Durante las vísperas podrás abandonar el monasterio sin que te vean. ¡Ven mañana a la misma hora! ¡Aquí estaré!

Seguí las instrucciones del monje y me oculté en la caseta de madera; inmediatamente después escuché ruido de pasos. Atisbé a través del ventanuco medio cegado y vi cómo un fraile benedictino empujaba a Jeremías en su silla de ruedas hacia la iglesia. Los dos hombres no intercambiaron palabra alguna.

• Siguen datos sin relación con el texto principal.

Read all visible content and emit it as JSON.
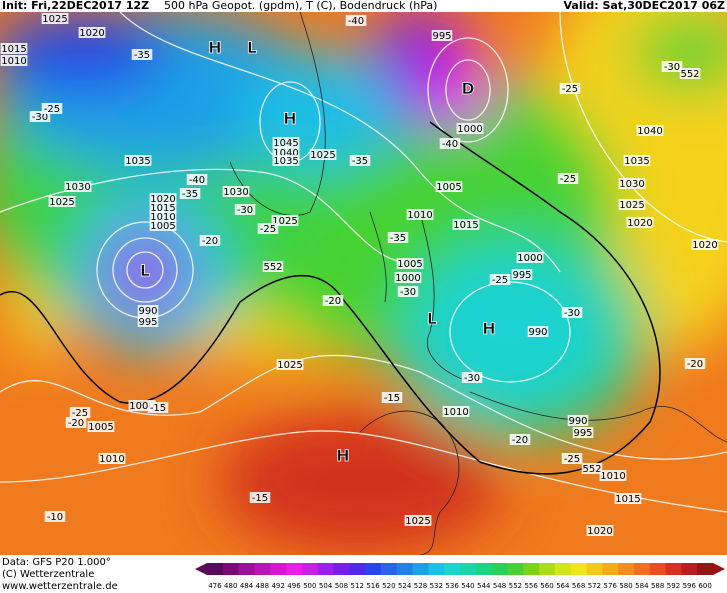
{
  "header": {
    "init": "Init: Fri,22DEC2017 12Z",
    "title": "500 hPa Geopot. (gpdm), T (C), Bodendruck (hPa)",
    "valid": "Valid: Sat,30DEC2017 06Z"
  },
  "footer": {
    "data": "Data: GFS P20 1.000°",
    "copyright": "(C) Wetterzentrale",
    "url": "www.wetterzentrale.de"
  },
  "colorbar": {
    "labels": [
      "476",
      "480",
      "484",
      "488",
      "492",
      "496",
      "500",
      "504",
      "508",
      "512",
      "516",
      "520",
      "524",
      "528",
      "532",
      "536",
      "540",
      "544",
      "548",
      "552",
      "556",
      "560",
      "564",
      "568",
      "572",
      "576",
      "580",
      "584",
      "588",
      "592",
      "596",
      "600"
    ],
    "colors": [
      "#5a0a5a",
      "#7a0a7a",
      "#9a109a",
      "#b814b8",
      "#d218d2",
      "#e61ee6",
      "#c81ee6",
      "#a01ee6",
      "#7a1ee6",
      "#5028e6",
      "#2846e6",
      "#2864e6",
      "#1e82e6",
      "#1ea0e6",
      "#1ebee6",
      "#1ed2d2",
      "#1ed2aa",
      "#1ed282",
      "#28d25a",
      "#46d232",
      "#7ad21e",
      "#aadc1e",
      "#d2e61e",
      "#f0e61e",
      "#f5c81e",
      "#f5aa1e",
      "#f58c1e",
      "#f0701e",
      "#e6501e",
      "#d2321e",
      "#b91e1e",
      "#961414"
    ]
  },
  "map_labels": [
    "H",
    "L",
    "H",
    "D",
    "L",
    "L",
    "H",
    "H",
    "1025",
    "1020",
    "1015",
    "1010",
    "995",
    "1000",
    "1045",
    "1040",
    "1035",
    "1025",
    "1035",
    "1030",
    "1025",
    "1020",
    "1015",
    "1010",
    "1005",
    "1030",
    "1025",
    "1005",
    "1010",
    "1015",
    "1005",
    "1000",
    "1000",
    "995",
    "990",
    "990",
    "995",
    "1010",
    "1040",
    "1035",
    "1030",
    "1025",
    "1020",
    "1020",
    "1025",
    "1000",
    "1005",
    "1010",
    "1025",
    "1015",
    "1020",
    "990",
    "995",
    "1010",
    "-35",
    "-30",
    "-25",
    "-40",
    "-35",
    "-40",
    "-30",
    "-25",
    "-25",
    "-40",
    "-35",
    "-30",
    "-25",
    "-20",
    "-35",
    "-30",
    "-25",
    "-30",
    "-30",
    "-20",
    "-15",
    "-25",
    "-20",
    "-15",
    "-15",
    "-10",
    "-20",
    "-25",
    "-20",
    "552",
    "552",
    "552"
  ]
}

Parecía como si ninguno de los dos hiciese caso del otro, como si el uno obedeciese a la ejecución de un mecanismo inalterable, al que el otro se sometía pasivamente con la mayor apatía.

Poco después percibí los acordes de un canto gregoriano que me llegaba desde la iglesia y salí al exterior, sin embargo, me mantuve a la sombra de la caseta del jardín, con el fin de no ser descubierto desde alguna de las ventanas de los edificios adyacentes del monasterio, pues quería volver a ver a toda costa al hermano Jeremías. Por el alto muro de contención, una empinada escalera de piedra conducía hacia abajo.

Una puerta de hierro, que cortaba el paso, fue fácil de salvar.

De ese modo salí del monasterio, dejando atrás su jardín paradisíaco, y por el mismo camino volví a entrar a ese lugar al día siguiente. No tuve que esperar mucho tiempo, pues en seguida apareció un fraile, silencioso como el día anterior, empujando la silla de ruedas para introducir a Jeremías en el jardín.

—Desde que estoy aquí nadie se ha interesado por mi vida anterior —dijo el monje, comenzando así la conversación sin ningún preámbulo—, sino todo lo contrario, ya que se han esforzado por olvidarla, por mantenerme apartado del mundo, y es así que pretenden hacerme creer que he perdido el juicio, como si fuese un espiritualista degenerado y corrompido, un vil sicario de la secta islámica de los asesinos; aunque bien es posible que a este monasterio no haya llegado toda la verdad sobre mi persona, pero aun cuando la proclamase y jurase por ella mil veces, nadie me creería. No otra cosa tuvo que haber sentido Galileo.

Le aseguré que yo sí daba crédito a sus palabras, y me di cuenta de que era para él una necesidad el poder sincerarse con alguien.

—Pero mi historia no te hará más feliz —objetó el hermano Jeremías, y le aseveré entonces que sabría soportarla.

Acto seguido ese monje solitario inició su relato, hablando en tono reposado, a veces hasta con distanciamiento, y en ese primer día no pudo menos de asombrarme el hecho de que él mismo no apareciese en su propia historia. Al segundo día fui dándome cuenta poco a poco de que parecía hablar de sí mismo en tercera persona, como si él no fuese más que un observador imparcial de los hechos; y entonces no me cupo la menor duda de que una de esas personas de las que me hablaba, como si se tratase de figuras perdidas en un pasado remoto, tenía que ser él mismo, el hermano Jeremías.

Nos encontramos durante cinco días seguidos en aquel jardincillo paradisíaco del monasterio, ocultándonos detrás de un seto de rosales silvestres, a veces también dentro de la destartalada caseta. Jeremías hablaba, daba nombres, enumeraba hechos, y pese a que su historia parecía a ratos fantástica, no dudé en ningún momento de que no fuese cierta. Mientras hablaba, el hermano Jeremías solamente me miraba muy de cuando en cuando; por regla general mantenía su mirada clavada en un punto imaginario en la lejanía, como si estuviese leyendo lo que decía en una pizarra. No me atreví a interrumpirlo ni una sola vez, no osé plantearle ninguna pregunta, por temor a que fuese a perder el hilo y porque su narración me fascinaba. Evité también tomar apuntes, que podían haber perturbado quizá el libre fluir de su discurso, de modo que lo que sigue lo transcribo de memoria, pero creo que se aproximará con cierta fidelidad a las propias palabras del hermano Jeremías.